A middle aged man and woman meet, fall in love, and decide to get married. On their wedding night they settle into the bridal suite at their hotel and the bride says to her new groom, “Please promise to be gentle,… I am still a virgin.”
The startled groom says “How can that be? You’ve been married 3 times before.”
The bride responds… “Well you see it was this way: My first husband was a psychiatrist and all he ever wanted to do was talk about it.”
“My second husband was a gynecologist and all he ever wanted to do was look at it.”
“And my third husband was a stamp collector and all he ever wanted to do was……………..God I miss him!”
The new hooker just finished her first trick. When she came back down to the street, the seasoned veterans all gathered around to hear the details.
She said “well, he was a big muscular and handsome marine”
“Well, what did he want to do?” they all asked.

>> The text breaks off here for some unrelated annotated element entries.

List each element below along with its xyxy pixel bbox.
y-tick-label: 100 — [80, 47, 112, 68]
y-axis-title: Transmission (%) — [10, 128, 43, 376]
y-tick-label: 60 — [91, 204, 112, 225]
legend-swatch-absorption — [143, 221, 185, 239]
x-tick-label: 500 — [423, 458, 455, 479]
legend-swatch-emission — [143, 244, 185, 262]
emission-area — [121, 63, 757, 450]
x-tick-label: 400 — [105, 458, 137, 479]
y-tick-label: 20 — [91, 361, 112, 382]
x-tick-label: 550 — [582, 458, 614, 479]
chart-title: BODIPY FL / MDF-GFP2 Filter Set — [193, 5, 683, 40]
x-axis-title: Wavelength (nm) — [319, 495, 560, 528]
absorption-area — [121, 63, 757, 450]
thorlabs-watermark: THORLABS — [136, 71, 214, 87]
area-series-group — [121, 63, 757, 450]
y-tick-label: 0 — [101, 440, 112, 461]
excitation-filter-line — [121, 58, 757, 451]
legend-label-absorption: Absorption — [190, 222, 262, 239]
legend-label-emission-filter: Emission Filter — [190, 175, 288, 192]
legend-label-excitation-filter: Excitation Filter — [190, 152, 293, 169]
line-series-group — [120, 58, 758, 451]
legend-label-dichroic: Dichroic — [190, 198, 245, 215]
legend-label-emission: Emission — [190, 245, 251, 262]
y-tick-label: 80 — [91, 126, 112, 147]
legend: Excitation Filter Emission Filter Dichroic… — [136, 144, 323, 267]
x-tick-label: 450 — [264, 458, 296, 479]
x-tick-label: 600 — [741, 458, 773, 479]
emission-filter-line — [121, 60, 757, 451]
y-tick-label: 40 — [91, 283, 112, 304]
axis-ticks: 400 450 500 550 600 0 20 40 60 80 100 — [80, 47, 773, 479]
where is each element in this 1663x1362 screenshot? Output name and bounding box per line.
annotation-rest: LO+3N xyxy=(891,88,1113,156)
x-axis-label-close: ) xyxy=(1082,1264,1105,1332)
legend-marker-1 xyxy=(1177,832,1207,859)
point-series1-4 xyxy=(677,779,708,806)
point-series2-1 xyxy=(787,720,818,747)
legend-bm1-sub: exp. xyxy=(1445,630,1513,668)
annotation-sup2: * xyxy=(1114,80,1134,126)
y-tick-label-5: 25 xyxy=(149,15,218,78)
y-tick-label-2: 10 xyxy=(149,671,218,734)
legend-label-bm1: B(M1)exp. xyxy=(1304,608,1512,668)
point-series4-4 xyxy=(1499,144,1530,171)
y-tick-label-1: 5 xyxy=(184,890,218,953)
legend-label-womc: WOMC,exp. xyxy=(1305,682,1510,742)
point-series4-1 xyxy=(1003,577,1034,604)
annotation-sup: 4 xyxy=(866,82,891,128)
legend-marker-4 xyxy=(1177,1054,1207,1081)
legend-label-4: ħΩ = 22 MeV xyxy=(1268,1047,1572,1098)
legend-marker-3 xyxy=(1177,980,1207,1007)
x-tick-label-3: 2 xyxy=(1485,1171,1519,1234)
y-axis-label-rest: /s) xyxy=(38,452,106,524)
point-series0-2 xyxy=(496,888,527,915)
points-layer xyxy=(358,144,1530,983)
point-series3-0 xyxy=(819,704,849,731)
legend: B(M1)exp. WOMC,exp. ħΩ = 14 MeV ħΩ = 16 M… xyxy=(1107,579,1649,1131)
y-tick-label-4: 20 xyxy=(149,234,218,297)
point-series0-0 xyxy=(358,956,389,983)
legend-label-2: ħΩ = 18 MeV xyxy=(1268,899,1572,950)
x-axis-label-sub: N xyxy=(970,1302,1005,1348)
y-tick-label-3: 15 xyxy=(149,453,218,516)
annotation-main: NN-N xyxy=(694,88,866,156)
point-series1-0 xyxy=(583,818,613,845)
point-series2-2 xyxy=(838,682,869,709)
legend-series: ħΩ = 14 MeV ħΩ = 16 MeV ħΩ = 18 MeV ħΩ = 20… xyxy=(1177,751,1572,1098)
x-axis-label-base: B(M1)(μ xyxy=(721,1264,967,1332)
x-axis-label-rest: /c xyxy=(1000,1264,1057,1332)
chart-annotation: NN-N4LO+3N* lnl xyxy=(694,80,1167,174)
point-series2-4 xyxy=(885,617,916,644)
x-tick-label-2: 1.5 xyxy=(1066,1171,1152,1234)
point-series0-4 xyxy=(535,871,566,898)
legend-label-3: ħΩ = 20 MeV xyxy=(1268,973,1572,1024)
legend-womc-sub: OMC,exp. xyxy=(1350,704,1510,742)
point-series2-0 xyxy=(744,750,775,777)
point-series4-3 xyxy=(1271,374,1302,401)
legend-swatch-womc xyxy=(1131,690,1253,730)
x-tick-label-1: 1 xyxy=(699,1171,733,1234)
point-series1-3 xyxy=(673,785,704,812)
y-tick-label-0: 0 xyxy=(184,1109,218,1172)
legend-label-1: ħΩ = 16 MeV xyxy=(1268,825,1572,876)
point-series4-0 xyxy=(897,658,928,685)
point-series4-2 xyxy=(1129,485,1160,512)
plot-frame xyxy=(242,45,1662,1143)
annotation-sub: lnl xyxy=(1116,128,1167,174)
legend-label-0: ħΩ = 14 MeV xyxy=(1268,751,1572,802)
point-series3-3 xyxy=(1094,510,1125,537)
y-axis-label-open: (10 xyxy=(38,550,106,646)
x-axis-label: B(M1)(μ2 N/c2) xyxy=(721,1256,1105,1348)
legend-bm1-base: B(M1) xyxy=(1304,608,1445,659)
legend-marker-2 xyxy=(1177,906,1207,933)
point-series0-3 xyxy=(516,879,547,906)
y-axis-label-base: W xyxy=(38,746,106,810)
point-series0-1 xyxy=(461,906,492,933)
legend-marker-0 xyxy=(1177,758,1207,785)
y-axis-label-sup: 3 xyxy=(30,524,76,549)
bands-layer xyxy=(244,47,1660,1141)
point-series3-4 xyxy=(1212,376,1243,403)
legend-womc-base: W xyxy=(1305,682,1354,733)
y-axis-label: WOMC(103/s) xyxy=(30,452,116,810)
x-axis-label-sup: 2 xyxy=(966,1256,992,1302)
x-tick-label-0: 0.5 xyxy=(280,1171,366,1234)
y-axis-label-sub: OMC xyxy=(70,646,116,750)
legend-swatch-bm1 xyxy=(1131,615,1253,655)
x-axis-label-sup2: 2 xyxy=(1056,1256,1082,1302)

She said “I told him that a straight lay was $100, but he said he didn’t have that much”
“So I told him a blow job would be $75, but he didn’t have that much either”
“Finally I said, well, how much do you have”? The marine said that he only had $25. The new hooker said “well, for $25 all I can give you is a hand job”
He agreed and after getting the finances straight, she said “he pulled it out and I put one hand on it, and then the second hand above the first and then the first hand above the second hand…..”
“Oh my god” they all exclaimed, “it must have been huge…. then what did you do?”
“I loaned him $75!” she said.
A grandfather went to visit his college-age grandson at the dorm. Grandpa was astonished to find that his son was living a life of sin and corruption, as shown by the very high-heeled shoe nailed over the doorway.
In my day, grumbled Gramps, we would hang a horse shoe over the door for luck and then study late into the night hoping to pass our classes.
But grandpa, replied the grandson, that is a whore’s shoe.